Types of Business Structures
Sole Proprietorship vs. Corporation
A sole proprietorship is a business run by one individual. The sole proprietor is the business owner. It differs from a corporation in that a sole proprietor is liable for his or her business debt. If the business encounters financial issues, creditors can turn to the business owner and the owner’s assets for restitution.
Simply put, the business is the individual. He or she may enter into legal agreements, manage finances under their name, as well as be personally liable for lawsuits.
Unlike a corporation, a sole proprietorship has no long-term existence and dissolves upon the death of its owner. Taxes for the business are recorded on the sole proprietor’s tax return and they may have difficulty securing funding because there is no equity to impart in exchange for capital.

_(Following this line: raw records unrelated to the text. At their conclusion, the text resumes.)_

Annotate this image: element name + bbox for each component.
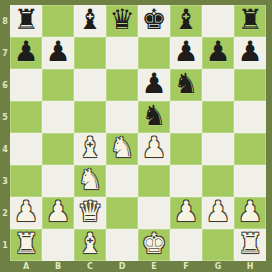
square-f3[interactable]	[170, 165, 202, 197]
rank-label-1: 1	[0, 229, 10, 261]
piece-white-knight[interactable]: ♞	[109, 132, 134, 164]
square-g3[interactable]	[202, 165, 234, 197]
piece-white-queen[interactable]: ♛	[77, 196, 102, 228]
square-g6[interactable]	[202, 69, 234, 101]
square-b7[interactable]: ♟	[42, 37, 74, 69]
file-label-g: G	[202, 261, 234, 272]
file-label-f: F	[170, 261, 202, 272]
rank-label-5: 5	[0, 101, 10, 133]
square-e3[interactable]	[138, 165, 170, 197]
piece-black-king[interactable]: ♚	[141, 4, 166, 36]
square-f1[interactable]	[170, 229, 202, 261]
rank-label-4: 4	[0, 133, 10, 165]
square-a7[interactable]: ♟	[10, 37, 42, 69]
square-h8[interactable]: ♜	[234, 5, 266, 37]
rank-label-7: 7	[0, 37, 10, 69]
square-h1[interactable]: ♜	[234, 229, 266, 261]
square-a8[interactable]: ♜	[10, 5, 42, 37]
piece-white-knight[interactable]: ♞	[77, 164, 102, 196]
square-g1[interactable]	[202, 229, 234, 261]
piece-white-pawn[interactable]: ♟	[237, 196, 262, 228]
square-d6[interactable]	[106, 69, 138, 101]
square-e6[interactable]: ♟	[138, 69, 170, 101]
piece-black-bishop[interactable]: ♝	[173, 4, 198, 36]
square-b3[interactable]	[42, 165, 74, 197]
square-b1[interactable]	[42, 229, 74, 261]
square-b6[interactable]	[42, 69, 74, 101]
file-label-h: H	[234, 261, 266, 272]
square-a2[interactable]: ♟	[10, 197, 42, 229]
square-c4[interactable]: ♝	[74, 133, 106, 165]
square-h2[interactable]: ♟	[234, 197, 266, 229]
square-c5[interactable]	[74, 101, 106, 133]
square-b4[interactable]	[42, 133, 74, 165]
piece-black-pawn[interactable]: ♟	[141, 68, 166, 100]
piece-black-bishop[interactable]: ♝	[77, 4, 102, 36]
rank-label-6: 6	[0, 69, 10, 101]
square-d4[interactable]: ♞	[106, 133, 138, 165]
square-a3[interactable]	[10, 165, 42, 197]
square-c3[interactable]: ♞	[74, 165, 106, 197]
square-a4[interactable]	[10, 133, 42, 165]
square-g4[interactable]	[202, 133, 234, 165]
square-c6[interactable]	[74, 69, 106, 101]
file-labels: ABCDEFGH	[10, 261, 266, 272]
square-d5[interactable]	[106, 101, 138, 133]
piece-black-knight[interactable]: ♞	[141, 100, 166, 132]
piece-black-pawn[interactable]: ♟	[173, 36, 198, 68]
square-d2[interactable]	[106, 197, 138, 229]
square-f6[interactable]: ♞	[170, 69, 202, 101]
file-label-e: E	[138, 261, 170, 272]
square-g2[interactable]: ♟	[202, 197, 234, 229]
square-h4[interactable]	[234, 133, 266, 165]
piece-white-pawn[interactable]: ♟	[205, 196, 230, 228]
square-g7[interactable]: ♟	[202, 37, 234, 69]
square-g5[interactable]	[202, 101, 234, 133]
square-f4[interactable]	[170, 133, 202, 165]
square-d3[interactable]	[106, 165, 138, 197]
square-d1[interactable]	[106, 229, 138, 261]
piece-black-queen[interactable]: ♛	[109, 4, 134, 36]
square-e8[interactable]: ♚	[138, 5, 170, 37]
piece-black-rook[interactable]: ♜	[13, 4, 38, 36]
piece-black-rook[interactable]: ♜	[237, 4, 262, 36]
square-e1[interactable]: ♚	[138, 229, 170, 261]
piece-white-bishop[interactable]: ♝	[77, 228, 102, 260]
square-a6[interactable]	[10, 69, 42, 101]
file-label-a: A	[10, 261, 42, 272]
square-c1[interactable]: ♝	[74, 229, 106, 261]
piece-black-pawn[interactable]: ♟	[13, 36, 38, 68]
piece-white-bishop[interactable]: ♝	[77, 132, 102, 164]
square-e5[interactable]: ♞	[138, 101, 170, 133]
chess-board-screen: 87654321 ♜♝♛♚♝♜♟♟♟♟♟♟♞♞♝♞♟♞♟♟♛♟♟♟♜♝♚♜ AB…	[0, 0, 272, 272]
square-c7[interactable]	[74, 37, 106, 69]
square-e7[interactable]	[138, 37, 170, 69]
square-b5[interactable]	[42, 101, 74, 133]
square-a1[interactable]: ♜	[10, 229, 42, 261]
square-h7[interactable]: ♟	[234, 37, 266, 69]
square-f7[interactable]: ♟	[170, 37, 202, 69]
file-label-d: D	[106, 261, 138, 272]
piece-white-pawn[interactable]: ♟	[173, 196, 198, 228]
square-e4[interactable]: ♟	[138, 133, 170, 165]
square-f5[interactable]	[170, 101, 202, 133]
file-label-b: B	[42, 261, 74, 272]
square-h3[interactable]	[234, 165, 266, 197]
square-d8[interactable]: ♛	[106, 5, 138, 37]
rank-label-2: 2	[0, 197, 10, 229]
piece-white-pawn[interactable]: ♟	[141, 132, 166, 164]
square-g8[interactable]	[202, 5, 234, 37]
square-e2[interactable]	[138, 197, 170, 229]
piece-black-pawn[interactable]: ♟	[237, 36, 262, 68]
piece-black-pawn[interactable]: ♟	[205, 36, 230, 68]
square-b8[interactable]	[42, 5, 74, 37]
piece-white-rook[interactable]: ♜	[237, 228, 262, 260]
rank-labels: 87654321	[0, 5, 10, 261]
square-c2[interactable]: ♛	[74, 197, 106, 229]
square-f8[interactable]: ♝	[170, 5, 202, 37]
piece-white-pawn[interactable]: ♟	[45, 196, 70, 228]
square-h5[interactable]	[234, 101, 266, 133]
rank-label-8: 8	[0, 5, 10, 37]
piece-white-king[interactable]: ♚	[141, 228, 166, 260]
file-label-c: C	[74, 261, 106, 272]
piece-black-pawn[interactable]: ♟	[45, 36, 70, 68]
chess-board: ♜♝♛♚♝♜♟♟♟♟♟♟♞♞♝♞♟♞♟♟♛♟♟♟♜♝♚♜	[10, 5, 266, 261]
square-a5[interactable]	[10, 101, 42, 133]
square-b2[interactable]: ♟	[42, 197, 74, 229]
piece-white-pawn[interactable]: ♟	[13, 196, 38, 228]
rank-label-3: 3	[0, 165, 10, 197]
piece-black-knight[interactable]: ♞	[173, 68, 198, 100]
square-c8[interactable]: ♝	[74, 5, 106, 37]
square-d7[interactable]	[106, 37, 138, 69]
piece-white-rook[interactable]: ♜	[13, 228, 38, 260]
square-h6[interactable]	[234, 69, 266, 101]
square-f2[interactable]: ♟	[170, 197, 202, 229]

Partnership vs. Corporation
A partnership is a business owned by two or more partners. There are three different types of partnerships:
In general partnerships
, all partners are liable for the business’s debt and obligations unless a Partnership Agreement
states otherwise. Furthermore, partners share equally in profit or according to their share of equity. They also make decisions, sign agreements, and conduct business as a team.
Limited partnerships are made up of general partners who have unlimited liability in the business and make all of the company’s day-to-day decisions, and one or more passive investors who fund the business but do not take an active role in running the business nor incur any liability for the company’s debt.
Limited liability partnerships are similar to general partnerships, but protect all of the partners from the negligence of their partners. This type of partnership prevents an individual from being sued as a result of their partner’s actions. However, they are still responsible for their own actions or negligence in the business.
Partnerships are not taxed on the company’s income, but each partner is taxed on their individual share of business profits. The losses are divided amongst the partners and applied to each partner’s individual income.
Unlike a corporation, a partnership may be dissolved if one or more partners decides to withdraw.
Most businesses begin as sole-proprietorships or partnerships, and eventually incorporate to protect the owners.